I... In a problem for this weeks homework the expression "$\nabla E_2 = E_1\omega_{12}$ with $d\omega_{12} = 0$" appears. I want to know...
What is the form "$\omega_{12}$"? I think I saw somewhere something about a 'connection form'? Is this a standard sort of mathematical object?
Also I'd like to know what "$\nabla$" is. If anyone can define it (in a different way than is given, or expand on the given definition) I would really appreciate that.
II... Further in the homework I see "$\nabla$" again (Now with fancy subscript):
It's in the expression "What is $\nabla_X Y$ of two vector fields X and Y". Prior to this $\nabla$ is referred to as the "Levi-Civita Connection"
Again, now in proving that a curve, $\gamma$, satisfied the geodesic equation: "$\nabla_{\gamma'}\gamma'$". So given the previous information, the geodesic equation is just the levi-civita connection wrt to $\gamma'$?
Essentially I need to know what $\nabla_{X}Y$ is. How does $\nabla$ act on the vector field $Y$ (explicitly please) and what does the subscript $X$ denote? Differentiation in a particular direction? I'm assuming $\nabla_{\gamma'}\gamma'$ follows the same rules, just with $\gamma'$.

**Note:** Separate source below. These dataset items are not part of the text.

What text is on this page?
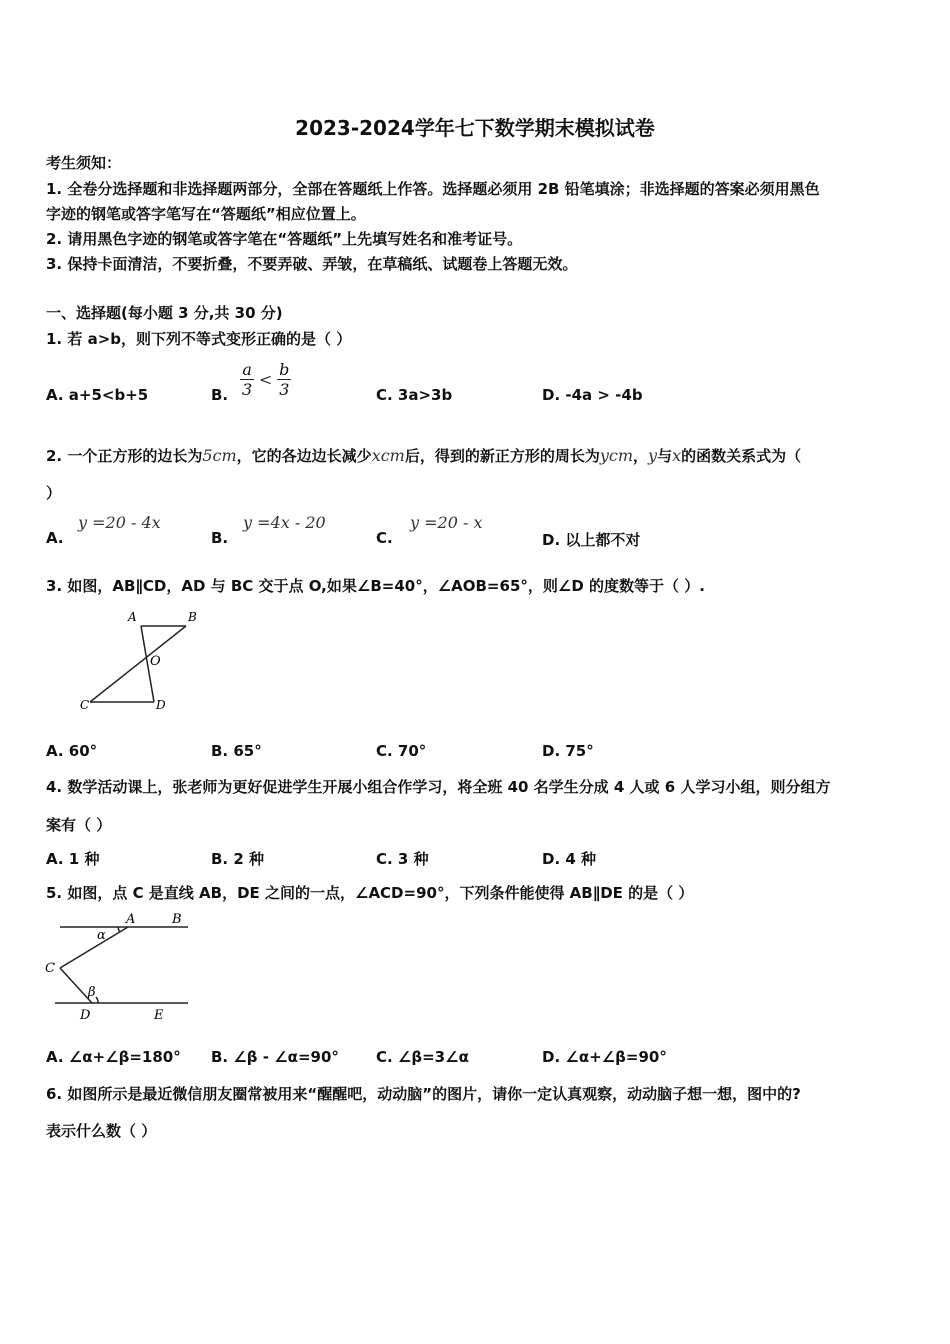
2023-2024学年七下数学期末模拟试卷
考生须知：
1. 全卷分选择题和非选择题两部分，全部在答题纸上作答。选择题必须用 2B 铅笔填涂；非选择题的答案必须用黑色
字迹的钢笔或答字笔写在“答题纸”相应位置上。
2. 请用黑色字迹的钢笔或答字笔在“答题纸”上先填写姓名和准考证号。
3. 保持卡面清洁，不要折叠，不要弄破、弄皱，在草稿纸、试题卷上答题无效。
一、选择题(每小题 3 分,共 30 分)
1. 若 a>b，则下列不等式变形正确的是（ ）
A. a+5<b+5	B. $\frac{a}{3} < \frac{b}{3}$	C. 3a>3b	D. -4a > -4b
2. 一个正方形的边长为5cm，它的各边边长减少xcm后，得到的新正方形的周长为ycm，y与x的函数关系式为（
）
A.
y =20 - 4x
B.
y =4x - 20
C.
y =20 - x
D. 以上都不对
3. 如图，AB∥CD，AD 与 BC 交于点 O,如果∠B=40°，∠AOB=65°，则∠D 的度数等于（ ）.
A	B
O
C	D
A. 60°	B. 65°	C. 70°	D. 75°
4. 数学活动课上，张老师为更好促进学生开展小组合作学习，将全班 40 名学生分成 4 人或 6 人学习小组，则分组方
案有（ ）
A. 1 种	B. 2 种	C. 3 种	D. 4 种
5. 如图，点 C 是直线 AB，DE 之间的一点，∠ACD=90°，下列条件能使得 AB∥DE 的是（ ）
A	B
α
C
β
D	E
A. ∠α+∠β=180° B. ∠β - ∠α=90° C. ∠β=3∠α	D. ∠α+∠β=90°
6. 如图所示是最近微信朋友圈常被用来“醒醒吧，动动脑”的图片，请你一定认真观察，动动脑子想一想，图中的?
表示什么数（ ）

III... The curvature function (in the context of a Riemannian Manifold) $K_g$ appears a lot as well. If anyone can give me the definition, a link to the definition or anything regarding how I calculate this thing then I would really appreciate that as well.
I recommend for you a quick read in the books: "Riemann Geometry" and "Differential Forms and Applications", both of the author Manfredo do Carmo. There you will find quickly the answers of your questions.